Tacony Corporation is a family-owned and operated manufacturer and wholesale distributor of vacuum cleaners, sewing machines, ceiling fans, and commercial floor care equipment based in the St. Louis suburb of Fenton, Missouri.

==History==
In 1946, mechanic Nick Tacony began selling and servicing sewing machines from the basement of his home. In the 1950s, he expanded his business by wholesaling sewing parts, accessories and other merchandise to retailers in the Midwest.

After completing his college degree in business administration and four years in the United States Air Force, Ken Tacony joined his father's business in 1970. He became CEO in 1984 and expanded the business beyond sewing machines to also include ceiling fans, vacuum cleaners, and commercial floor care products.
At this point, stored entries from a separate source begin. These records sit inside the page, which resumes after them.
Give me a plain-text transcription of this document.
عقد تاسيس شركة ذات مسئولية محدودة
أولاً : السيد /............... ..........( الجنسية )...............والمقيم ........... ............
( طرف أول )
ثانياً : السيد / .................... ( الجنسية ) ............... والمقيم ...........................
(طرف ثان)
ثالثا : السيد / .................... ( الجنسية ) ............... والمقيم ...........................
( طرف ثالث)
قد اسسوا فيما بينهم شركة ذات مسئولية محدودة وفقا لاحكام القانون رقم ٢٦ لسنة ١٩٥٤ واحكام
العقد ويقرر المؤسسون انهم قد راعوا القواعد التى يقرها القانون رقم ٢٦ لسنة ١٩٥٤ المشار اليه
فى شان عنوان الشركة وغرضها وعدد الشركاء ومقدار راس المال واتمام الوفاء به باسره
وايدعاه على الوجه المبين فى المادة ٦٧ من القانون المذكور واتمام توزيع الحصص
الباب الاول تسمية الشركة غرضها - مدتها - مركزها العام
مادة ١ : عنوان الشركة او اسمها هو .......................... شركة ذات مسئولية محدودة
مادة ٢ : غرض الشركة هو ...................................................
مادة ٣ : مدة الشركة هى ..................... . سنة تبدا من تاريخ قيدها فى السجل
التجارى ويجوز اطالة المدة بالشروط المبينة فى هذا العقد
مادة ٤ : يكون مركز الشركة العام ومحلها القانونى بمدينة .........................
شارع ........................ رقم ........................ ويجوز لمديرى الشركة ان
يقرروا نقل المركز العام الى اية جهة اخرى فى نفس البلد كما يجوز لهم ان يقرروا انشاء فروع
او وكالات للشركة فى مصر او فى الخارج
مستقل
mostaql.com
In 1997, Tacony Corporation transferred vacuum cleaner production from Taiwan to St. James, Missouri. Over one million upright vacuums for home and commercial use have been produced at the Tacony Manufacturing factory in St. James.

In 2008, Tacony Corporation acquired Mac Molding Co. to streamline production and reduce reliance on outsourced plastic components for their products.

== Acquisitions ==
In 1996, the company acquired Fort Worth-based Powr-Flite.

In 2003, Tacony Corporation acquired Nancy's Notions, a sewing accessories company founded by TV Host Nancy Zieman. In May 2020 the company sold Nancy's Notions to the Missouri Star Quilting Company.

In 2007, Tacony Corporation acquired Chicago-based Tornado Industries, commercial and industrial cleaning equipment company

In 2008, Tacony Corporation acquired Mac Molding Co., a plastic injection company.